Para mí todo aquello era una
inusitada incomodidad. No sabía cómo desenvolverme. Puse cuidadosamente mis
zapatos bajo una capa de paja de trigo, la cual debía servirme como almohada.
Me quité la ropa, me envolví en mi poncho y me hundí en la montaña de paja.

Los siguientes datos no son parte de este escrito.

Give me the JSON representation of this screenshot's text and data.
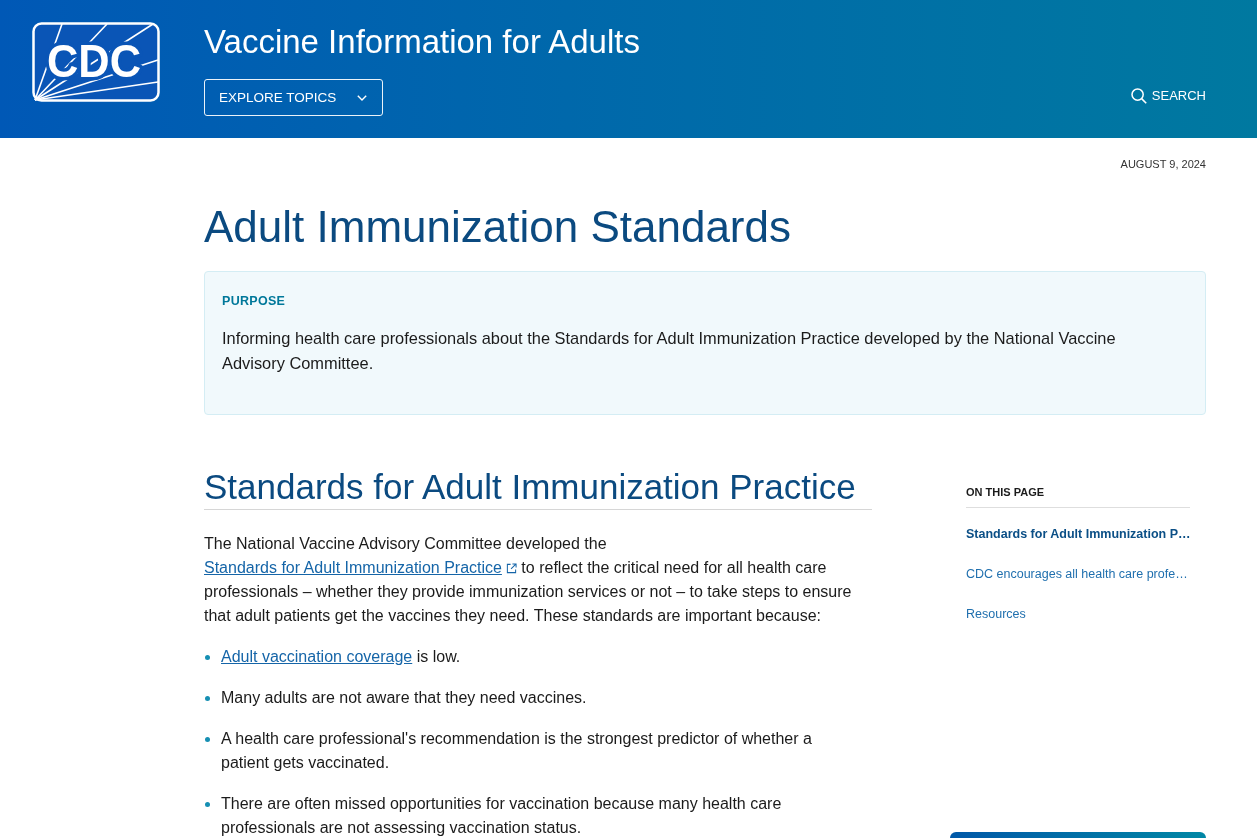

Quedé lejos de todos los otros que, de inmediato y en forma unánime se
consagraron a roncar.
Yo me quedé mucho tiempo tendido de
espaldas, con los ojos abiertos, la cara y los brazos cubiertos por la paja. No
había luna pero las estrellas parecían recién mojadas por la lluvia y, sobre el
sueño ciego de todos los demás, solamente para mí titilaban en el regazo del
cielo. Luego me quede dormido. Desperté de pronto porque algo se aproximaba a mí,
un cuerpo desconocido se movía debajo de la paja y se acercaba al mío. Tuve
miedo. Ese algo se arrimaba lentamente. Sentía quebrarse las briznas de la
paja, aplastadas por la forma desconocida que avanzaba. Todo mi cuerpo estaba
alerta, esperando. Tal vez debía levantarme o gritar. Me quedé inmóvil. Oía una
respiración muy cercana a mi cabeza.
De pronto avanzó una mano sobre mí,
una mano grande, trabajadora, pero una mano de mujer. Me recorrió la frente,
los ojos, todo el rostro con dulzura. Luego una boca ávida se pegó a la mía y
sentí, a lo largo de todo mi cuerpo, hasta mis pies, un cuerpo de mujer que se
apretaba conmigo.
Poco a poco mi temor se cambió en
placer intenso. Mi mano recorrió una cabellera con trenzas, una frente lisa,
unos ojos de parpados cerrados, suaves como amapolas. Mi mano siguió buscando y
toqué dos senos grandes y firmes, unas anchas y redondas nalgas, unas piernas
que me entrelazaban, y hundí los dedos en un pubis como musgo de las montañas.
Ni una palabra salía ni salió de aquella boca anónima.
Cuán, difícil es hacer el amor sin
causar ruido en una montaña de paja; […] Más lo cierto es que todo puede
hacerse, aunque cueste infinito cuidado. […] la desconocida se quedó dormida
junto a mí, pero también yo me quedé dormido. Al despertar extendí la mano
sobresaltado y solo encontré un hueco tibio, su tibia ausencia.